By lowering the anti-dumping charges of electric bikes being shipped we are essentially being encouraged to import instead of developing industry. At the very least it is making it more difficult to reshore.
It’s not just the shipping industry that increases the carbon cost of these imports though. Off shore manufacture means that you have less control over the manufacturing process. That means you aren’t able to ensure the use of green energy to produce a green product.
China is still the leading producer of CO2 emissions due to heavy reliance on fossil fuels. The bulk of bikes that come out of China will be created using polluting energy sources. Onshore production can operate within greener, even carbon neutral facilities a lot more. Although we feel it’s important to say onshore manufacture isn’t necessarily following best ecological practice either.
Offshore supply Chain Problems
One of the big reasons a shift to the reshoring industry became popular is because of the world’s supply chain issues. While these problems have been alleviated, they aren’t gone. The underlying causes of the supply chain problems still exist.
With the bulk of the worlds bikes coming from China, producers couldn’t keep up with the demand. This problem was compounded by lower staff levels and difficulties at customs and ports. The main issue is still the same though.

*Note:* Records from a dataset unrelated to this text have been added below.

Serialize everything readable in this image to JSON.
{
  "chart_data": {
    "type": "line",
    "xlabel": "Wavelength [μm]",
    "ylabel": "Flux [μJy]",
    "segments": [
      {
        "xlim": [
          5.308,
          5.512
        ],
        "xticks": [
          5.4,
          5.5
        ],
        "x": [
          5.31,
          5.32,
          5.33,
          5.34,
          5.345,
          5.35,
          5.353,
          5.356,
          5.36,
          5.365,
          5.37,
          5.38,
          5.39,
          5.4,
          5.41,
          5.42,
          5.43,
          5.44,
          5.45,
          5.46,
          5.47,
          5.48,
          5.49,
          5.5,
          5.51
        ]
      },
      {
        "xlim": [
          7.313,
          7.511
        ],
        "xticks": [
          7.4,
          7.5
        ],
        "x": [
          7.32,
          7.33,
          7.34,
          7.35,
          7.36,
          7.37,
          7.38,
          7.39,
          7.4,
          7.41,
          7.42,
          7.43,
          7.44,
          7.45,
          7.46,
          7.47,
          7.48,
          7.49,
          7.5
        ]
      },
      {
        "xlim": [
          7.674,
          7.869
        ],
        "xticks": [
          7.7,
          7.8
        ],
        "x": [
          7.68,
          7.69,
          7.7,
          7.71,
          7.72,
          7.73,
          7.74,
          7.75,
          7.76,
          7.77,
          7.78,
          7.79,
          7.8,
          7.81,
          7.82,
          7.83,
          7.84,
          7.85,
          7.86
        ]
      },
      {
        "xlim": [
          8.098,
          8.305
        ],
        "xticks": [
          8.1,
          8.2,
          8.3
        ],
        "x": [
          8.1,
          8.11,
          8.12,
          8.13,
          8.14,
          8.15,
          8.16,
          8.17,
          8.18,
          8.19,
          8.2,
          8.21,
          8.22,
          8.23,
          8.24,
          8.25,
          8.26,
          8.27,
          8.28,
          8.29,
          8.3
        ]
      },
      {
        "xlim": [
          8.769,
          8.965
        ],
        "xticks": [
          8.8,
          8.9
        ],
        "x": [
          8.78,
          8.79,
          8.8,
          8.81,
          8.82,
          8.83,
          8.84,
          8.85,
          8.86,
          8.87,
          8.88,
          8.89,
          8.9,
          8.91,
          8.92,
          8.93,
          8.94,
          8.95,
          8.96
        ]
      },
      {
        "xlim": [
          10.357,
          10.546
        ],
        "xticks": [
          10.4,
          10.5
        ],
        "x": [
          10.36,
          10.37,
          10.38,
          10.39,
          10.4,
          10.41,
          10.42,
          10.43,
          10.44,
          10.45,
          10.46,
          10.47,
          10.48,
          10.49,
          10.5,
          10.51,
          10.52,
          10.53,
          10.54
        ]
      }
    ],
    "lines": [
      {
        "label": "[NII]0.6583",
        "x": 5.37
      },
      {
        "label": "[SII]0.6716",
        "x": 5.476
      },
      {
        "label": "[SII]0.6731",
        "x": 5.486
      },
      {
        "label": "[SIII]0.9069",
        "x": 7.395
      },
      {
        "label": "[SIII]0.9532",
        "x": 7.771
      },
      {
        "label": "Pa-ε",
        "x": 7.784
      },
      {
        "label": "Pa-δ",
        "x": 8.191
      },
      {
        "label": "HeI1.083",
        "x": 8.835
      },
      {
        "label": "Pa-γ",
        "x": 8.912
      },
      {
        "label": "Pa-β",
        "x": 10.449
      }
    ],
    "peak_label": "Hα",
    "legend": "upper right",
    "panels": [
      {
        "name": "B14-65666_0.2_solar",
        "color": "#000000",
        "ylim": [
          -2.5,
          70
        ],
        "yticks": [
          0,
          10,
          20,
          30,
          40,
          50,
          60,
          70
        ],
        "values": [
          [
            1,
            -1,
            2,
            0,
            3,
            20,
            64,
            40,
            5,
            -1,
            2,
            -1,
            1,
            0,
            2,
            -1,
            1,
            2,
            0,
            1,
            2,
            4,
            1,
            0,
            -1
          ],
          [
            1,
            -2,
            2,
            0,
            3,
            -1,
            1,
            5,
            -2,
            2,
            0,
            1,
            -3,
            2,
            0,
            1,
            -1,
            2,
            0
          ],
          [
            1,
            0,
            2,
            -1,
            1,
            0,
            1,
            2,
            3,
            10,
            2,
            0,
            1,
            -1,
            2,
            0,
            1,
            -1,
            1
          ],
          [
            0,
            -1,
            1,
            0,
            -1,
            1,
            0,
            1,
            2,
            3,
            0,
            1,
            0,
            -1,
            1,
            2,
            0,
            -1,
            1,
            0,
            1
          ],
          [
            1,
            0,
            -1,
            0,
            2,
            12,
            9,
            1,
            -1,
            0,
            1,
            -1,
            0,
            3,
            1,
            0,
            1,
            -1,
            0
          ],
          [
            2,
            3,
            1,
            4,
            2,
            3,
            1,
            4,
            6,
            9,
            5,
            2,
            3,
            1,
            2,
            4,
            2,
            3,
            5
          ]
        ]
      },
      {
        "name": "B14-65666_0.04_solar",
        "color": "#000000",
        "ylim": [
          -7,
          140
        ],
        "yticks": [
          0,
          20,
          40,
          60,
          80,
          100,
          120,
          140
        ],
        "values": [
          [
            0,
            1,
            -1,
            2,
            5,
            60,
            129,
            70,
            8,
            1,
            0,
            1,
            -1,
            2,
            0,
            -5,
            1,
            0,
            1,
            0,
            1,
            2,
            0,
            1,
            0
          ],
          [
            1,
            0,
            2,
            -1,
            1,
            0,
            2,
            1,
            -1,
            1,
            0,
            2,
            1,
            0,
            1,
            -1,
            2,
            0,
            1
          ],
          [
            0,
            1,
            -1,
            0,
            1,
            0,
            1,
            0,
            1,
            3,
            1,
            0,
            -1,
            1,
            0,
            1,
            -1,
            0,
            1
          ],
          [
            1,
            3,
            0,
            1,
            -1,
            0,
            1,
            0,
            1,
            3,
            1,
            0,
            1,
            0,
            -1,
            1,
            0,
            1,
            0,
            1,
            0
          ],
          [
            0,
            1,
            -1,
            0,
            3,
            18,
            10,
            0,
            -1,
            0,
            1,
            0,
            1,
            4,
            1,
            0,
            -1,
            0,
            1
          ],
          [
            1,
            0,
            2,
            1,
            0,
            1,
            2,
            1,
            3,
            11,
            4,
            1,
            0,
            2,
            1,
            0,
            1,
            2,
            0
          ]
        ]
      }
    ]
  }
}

Offshore production is too centralised. If one area is producing most of the worlds bikes then they are dealing with all of the demand. By spreading production out to more local areas those areas are better able to handle the demand.
If 50 factories were managing all of the demand for the UK and USA they have to keep up with both. However 35 factories in the US and 15 in UK would be dealing mostly with their own demand. 35 factories would deal with higher demand in one location and 15 would deal with the lower demand in the other.
This is before factoring in the extra steps required with offshore production. More companies, more borders, more custom checks. Each new cog is a new point that can get clogged up. By streamlining the production and delivery process as much as possible you safeguard against problems.
Lower Anti-Dumping Charges Don’t Make Importing More Cost Effective
Anti-dumping charges on electric bikes from two Chinese suppliers were lowered to 16.2%. Which again is great news if you are importing from them. But that doesn’t mean the total cost of importing dropped to 16.2%. Total combined duty will drop significantly from 79.3% to 33.4%. That’s still quite the saving on imports.
Why spend any of that though? While the production cost of domestically produced bikes is higher than those produced in China, at least right now, you don’t need to worry about import charges.
If you import £10,000 pounds worth of bikes at these rates it would be £13,340 with anti-dump charges and countervailing duties. With a reshored industry for bike production though you can cut out those charges entirely.
Now that doesn’t mean it works out cheaper automatically. You very well might be spending more for domestic production, especially after these reductions. However you will also be lowering your carbon footprint and benefitting from a more stable supply chain. Beyond that you will have greater security in future price changes. Again streamlining a system safeguards against problems by reducing the amount that can occur.